Поэт, выразивший в стихах высокие, смелые, благородные чувства, должен был прежде, чем выразить эти чувства, обязательно их испытать. Это значит, что он должен быть человеком высокого и благородного строя души.
Именно потому один поэт замечательно сказал однажды:
— Мне всегда неловко говорить о себе: «Я — поэт». Это ведь все равно что сказать: «Я — хороший человек».
Другой поэт, говоря об одном из собратьев по профессии, удивился:
— как же он может быть поэтом? Ведь он плохой человек...
Они не сговаривались. Они жили в разных странах и не были знакомы друг с другом.
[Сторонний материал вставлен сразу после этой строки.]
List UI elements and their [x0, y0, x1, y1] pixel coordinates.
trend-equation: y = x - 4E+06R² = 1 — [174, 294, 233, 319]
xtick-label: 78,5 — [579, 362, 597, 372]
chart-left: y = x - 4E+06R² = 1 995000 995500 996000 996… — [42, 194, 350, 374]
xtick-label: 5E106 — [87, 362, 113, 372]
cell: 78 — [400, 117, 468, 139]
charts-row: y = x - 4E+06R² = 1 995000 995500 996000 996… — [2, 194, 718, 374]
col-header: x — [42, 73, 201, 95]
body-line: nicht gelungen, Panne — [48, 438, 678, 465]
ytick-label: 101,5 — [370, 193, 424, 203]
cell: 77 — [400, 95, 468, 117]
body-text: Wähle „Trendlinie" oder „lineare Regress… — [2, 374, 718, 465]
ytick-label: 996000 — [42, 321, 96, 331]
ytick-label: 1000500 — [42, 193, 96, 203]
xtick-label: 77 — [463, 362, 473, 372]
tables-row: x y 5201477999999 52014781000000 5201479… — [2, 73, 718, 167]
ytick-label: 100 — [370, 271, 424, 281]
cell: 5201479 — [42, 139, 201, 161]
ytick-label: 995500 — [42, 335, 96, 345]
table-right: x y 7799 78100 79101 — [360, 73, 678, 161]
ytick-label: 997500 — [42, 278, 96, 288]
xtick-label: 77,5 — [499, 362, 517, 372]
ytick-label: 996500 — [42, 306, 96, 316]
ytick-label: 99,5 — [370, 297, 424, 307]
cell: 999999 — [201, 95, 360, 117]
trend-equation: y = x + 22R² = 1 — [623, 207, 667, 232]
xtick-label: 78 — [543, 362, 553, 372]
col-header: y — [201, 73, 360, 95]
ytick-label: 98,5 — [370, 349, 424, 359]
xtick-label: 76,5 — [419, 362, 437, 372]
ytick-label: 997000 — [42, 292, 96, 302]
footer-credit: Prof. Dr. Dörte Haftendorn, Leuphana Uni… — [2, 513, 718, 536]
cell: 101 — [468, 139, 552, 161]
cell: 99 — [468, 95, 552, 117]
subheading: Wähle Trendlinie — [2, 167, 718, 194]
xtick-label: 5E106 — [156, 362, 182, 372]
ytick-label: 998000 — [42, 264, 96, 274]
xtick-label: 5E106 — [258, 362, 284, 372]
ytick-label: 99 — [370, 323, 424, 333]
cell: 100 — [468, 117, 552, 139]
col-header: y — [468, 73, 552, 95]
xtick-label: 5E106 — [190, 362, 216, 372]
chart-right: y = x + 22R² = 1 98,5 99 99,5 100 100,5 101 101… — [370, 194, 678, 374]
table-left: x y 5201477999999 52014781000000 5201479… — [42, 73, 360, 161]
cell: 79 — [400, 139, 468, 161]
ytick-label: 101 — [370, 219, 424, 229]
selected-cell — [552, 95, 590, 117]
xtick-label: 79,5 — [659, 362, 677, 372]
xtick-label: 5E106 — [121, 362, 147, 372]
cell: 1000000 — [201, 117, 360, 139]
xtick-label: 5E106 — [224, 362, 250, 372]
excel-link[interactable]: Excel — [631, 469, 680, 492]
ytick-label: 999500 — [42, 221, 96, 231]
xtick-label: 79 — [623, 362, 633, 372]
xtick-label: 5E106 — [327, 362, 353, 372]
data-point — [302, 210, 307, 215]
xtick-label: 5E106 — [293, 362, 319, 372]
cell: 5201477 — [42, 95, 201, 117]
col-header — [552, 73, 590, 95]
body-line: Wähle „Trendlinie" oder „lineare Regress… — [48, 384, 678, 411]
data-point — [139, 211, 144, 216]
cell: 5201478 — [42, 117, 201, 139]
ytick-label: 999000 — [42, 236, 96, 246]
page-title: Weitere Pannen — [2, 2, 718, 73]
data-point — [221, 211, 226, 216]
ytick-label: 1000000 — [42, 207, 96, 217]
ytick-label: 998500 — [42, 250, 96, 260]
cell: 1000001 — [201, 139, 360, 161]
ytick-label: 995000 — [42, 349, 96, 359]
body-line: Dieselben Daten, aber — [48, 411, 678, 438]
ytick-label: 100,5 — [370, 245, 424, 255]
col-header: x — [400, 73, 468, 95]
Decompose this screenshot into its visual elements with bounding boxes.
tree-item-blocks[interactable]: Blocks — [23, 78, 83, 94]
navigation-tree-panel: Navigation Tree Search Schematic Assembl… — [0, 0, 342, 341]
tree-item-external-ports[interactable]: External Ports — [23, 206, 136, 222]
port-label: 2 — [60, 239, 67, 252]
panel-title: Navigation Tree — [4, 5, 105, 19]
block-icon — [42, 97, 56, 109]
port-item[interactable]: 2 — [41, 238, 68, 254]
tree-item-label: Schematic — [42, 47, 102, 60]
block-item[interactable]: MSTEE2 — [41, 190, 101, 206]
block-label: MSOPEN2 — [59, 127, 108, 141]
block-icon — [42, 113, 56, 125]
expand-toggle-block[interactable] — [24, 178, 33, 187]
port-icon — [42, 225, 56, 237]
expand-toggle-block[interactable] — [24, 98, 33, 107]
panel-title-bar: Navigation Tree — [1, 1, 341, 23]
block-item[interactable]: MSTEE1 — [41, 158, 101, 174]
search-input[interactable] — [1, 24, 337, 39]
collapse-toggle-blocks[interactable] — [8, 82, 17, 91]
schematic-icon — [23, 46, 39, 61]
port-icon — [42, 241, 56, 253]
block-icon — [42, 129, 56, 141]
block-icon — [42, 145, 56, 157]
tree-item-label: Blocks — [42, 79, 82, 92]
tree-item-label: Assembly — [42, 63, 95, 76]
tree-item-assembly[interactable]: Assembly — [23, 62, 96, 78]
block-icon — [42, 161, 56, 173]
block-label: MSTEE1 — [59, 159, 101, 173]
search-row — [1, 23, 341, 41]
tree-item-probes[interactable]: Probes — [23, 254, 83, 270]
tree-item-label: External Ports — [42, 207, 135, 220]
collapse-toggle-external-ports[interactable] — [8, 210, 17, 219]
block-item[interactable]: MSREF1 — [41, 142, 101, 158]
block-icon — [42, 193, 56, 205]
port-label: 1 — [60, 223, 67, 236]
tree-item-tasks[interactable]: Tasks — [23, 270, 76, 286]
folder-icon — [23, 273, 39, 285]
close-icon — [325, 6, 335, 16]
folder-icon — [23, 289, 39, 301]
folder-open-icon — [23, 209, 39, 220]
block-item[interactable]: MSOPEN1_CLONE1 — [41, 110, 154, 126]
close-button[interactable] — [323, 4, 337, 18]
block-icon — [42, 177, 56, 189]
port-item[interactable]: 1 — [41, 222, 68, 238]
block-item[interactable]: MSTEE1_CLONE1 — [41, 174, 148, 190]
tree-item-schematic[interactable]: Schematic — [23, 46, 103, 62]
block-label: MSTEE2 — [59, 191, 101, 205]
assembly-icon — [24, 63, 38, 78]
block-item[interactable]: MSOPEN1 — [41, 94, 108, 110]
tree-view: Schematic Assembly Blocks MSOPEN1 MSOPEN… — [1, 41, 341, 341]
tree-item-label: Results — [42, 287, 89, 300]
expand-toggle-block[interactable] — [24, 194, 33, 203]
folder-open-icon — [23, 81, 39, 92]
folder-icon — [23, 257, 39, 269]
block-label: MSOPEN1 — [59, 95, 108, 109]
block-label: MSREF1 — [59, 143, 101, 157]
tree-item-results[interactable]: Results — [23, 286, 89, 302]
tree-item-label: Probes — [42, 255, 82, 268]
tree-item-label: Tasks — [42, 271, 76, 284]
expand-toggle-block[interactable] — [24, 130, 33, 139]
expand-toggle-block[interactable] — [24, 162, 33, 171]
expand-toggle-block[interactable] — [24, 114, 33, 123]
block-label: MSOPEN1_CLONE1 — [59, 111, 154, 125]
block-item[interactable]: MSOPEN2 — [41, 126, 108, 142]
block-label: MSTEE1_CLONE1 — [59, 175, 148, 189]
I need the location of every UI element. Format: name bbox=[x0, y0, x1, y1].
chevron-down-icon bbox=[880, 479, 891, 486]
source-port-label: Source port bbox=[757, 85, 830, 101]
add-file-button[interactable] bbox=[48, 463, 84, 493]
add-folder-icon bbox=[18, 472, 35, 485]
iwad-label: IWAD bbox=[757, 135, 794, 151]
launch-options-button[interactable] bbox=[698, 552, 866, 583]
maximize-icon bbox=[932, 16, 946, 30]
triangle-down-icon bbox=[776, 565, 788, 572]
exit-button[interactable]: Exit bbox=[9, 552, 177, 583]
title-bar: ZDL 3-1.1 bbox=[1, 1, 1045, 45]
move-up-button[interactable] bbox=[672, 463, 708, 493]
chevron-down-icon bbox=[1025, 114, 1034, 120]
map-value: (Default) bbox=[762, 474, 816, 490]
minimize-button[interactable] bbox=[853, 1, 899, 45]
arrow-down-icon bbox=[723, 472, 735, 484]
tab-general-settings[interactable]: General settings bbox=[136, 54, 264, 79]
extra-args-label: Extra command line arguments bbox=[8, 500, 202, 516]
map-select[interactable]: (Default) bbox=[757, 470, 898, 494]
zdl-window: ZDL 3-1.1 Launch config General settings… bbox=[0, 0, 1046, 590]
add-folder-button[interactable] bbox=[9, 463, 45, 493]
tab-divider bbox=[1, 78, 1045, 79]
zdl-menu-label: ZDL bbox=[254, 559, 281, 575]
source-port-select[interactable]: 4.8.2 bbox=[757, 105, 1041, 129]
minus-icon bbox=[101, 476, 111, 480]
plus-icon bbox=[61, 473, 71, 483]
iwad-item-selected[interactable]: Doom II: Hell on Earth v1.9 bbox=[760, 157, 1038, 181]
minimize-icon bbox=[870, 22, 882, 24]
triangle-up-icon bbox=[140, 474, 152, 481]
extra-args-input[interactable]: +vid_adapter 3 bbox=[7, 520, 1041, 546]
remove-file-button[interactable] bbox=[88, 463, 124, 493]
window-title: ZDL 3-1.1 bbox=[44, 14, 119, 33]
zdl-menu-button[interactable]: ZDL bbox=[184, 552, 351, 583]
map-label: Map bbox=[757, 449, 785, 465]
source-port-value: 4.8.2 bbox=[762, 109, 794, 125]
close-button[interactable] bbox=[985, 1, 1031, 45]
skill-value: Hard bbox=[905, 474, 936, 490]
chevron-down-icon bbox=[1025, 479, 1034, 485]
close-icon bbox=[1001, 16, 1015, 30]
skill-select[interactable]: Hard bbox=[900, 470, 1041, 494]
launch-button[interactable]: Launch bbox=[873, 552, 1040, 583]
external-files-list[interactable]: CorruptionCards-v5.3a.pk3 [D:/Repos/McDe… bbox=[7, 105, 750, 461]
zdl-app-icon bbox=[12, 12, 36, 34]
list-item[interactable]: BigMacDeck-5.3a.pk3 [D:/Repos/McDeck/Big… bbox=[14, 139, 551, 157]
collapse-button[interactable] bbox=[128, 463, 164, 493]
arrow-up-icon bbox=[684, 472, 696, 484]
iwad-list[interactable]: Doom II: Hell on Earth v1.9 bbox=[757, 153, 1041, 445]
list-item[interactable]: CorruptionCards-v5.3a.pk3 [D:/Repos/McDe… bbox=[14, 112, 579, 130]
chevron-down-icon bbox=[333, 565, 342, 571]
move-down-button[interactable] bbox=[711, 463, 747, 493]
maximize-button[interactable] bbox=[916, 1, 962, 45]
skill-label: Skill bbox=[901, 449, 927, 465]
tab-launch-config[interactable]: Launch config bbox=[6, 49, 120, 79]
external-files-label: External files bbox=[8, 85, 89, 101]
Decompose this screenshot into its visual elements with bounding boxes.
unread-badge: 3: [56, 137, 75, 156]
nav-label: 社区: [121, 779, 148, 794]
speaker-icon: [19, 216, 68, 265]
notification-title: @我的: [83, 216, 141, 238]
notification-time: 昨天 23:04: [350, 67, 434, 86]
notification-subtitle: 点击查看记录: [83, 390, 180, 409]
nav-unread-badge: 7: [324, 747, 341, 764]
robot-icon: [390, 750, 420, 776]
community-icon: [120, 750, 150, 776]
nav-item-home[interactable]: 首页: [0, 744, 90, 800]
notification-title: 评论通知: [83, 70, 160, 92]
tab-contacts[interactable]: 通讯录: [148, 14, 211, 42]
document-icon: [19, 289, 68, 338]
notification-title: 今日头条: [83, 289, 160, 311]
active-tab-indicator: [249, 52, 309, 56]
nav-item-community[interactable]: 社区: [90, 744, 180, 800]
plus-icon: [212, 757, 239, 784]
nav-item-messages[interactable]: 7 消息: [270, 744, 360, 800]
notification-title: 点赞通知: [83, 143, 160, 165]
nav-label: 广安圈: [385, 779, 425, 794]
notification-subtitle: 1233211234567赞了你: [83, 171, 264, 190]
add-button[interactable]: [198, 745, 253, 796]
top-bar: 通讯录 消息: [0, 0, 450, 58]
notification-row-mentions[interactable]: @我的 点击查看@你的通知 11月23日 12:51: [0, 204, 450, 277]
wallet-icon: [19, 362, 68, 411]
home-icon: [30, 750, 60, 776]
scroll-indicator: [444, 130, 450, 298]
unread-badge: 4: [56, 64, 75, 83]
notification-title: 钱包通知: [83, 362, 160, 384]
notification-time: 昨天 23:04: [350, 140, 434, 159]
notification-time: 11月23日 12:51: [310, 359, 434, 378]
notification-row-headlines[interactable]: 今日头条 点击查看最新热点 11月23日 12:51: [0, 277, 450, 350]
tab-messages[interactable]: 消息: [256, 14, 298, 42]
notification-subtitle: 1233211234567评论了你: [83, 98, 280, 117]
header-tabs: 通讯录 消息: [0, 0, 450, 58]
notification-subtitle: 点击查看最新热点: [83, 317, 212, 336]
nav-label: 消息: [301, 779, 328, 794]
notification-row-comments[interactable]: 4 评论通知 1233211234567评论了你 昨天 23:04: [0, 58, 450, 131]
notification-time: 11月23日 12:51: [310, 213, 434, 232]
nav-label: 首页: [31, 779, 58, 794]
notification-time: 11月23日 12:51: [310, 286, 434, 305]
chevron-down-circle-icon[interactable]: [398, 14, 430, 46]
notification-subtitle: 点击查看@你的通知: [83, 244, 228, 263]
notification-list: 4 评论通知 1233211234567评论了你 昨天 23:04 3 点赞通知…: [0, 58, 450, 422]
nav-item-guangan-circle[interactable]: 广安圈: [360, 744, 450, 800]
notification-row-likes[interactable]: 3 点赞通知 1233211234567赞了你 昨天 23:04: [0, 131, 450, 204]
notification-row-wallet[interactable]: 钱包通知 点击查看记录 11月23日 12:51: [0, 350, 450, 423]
Но то, что оба высказали одну и ту же мысль, не было простым совпадением.
Чтобы вы поняли, в чем тут дело, расскажем вам еще про один разговор Пушкина с царем.
Узнав о смерти Александра I и о событиях 14 декабря, Пушкин в письме к Василию Андреевичу Жуковскому выразил надежду, что новый царь простит ему «грехи молодости» и вернет его из ссылки.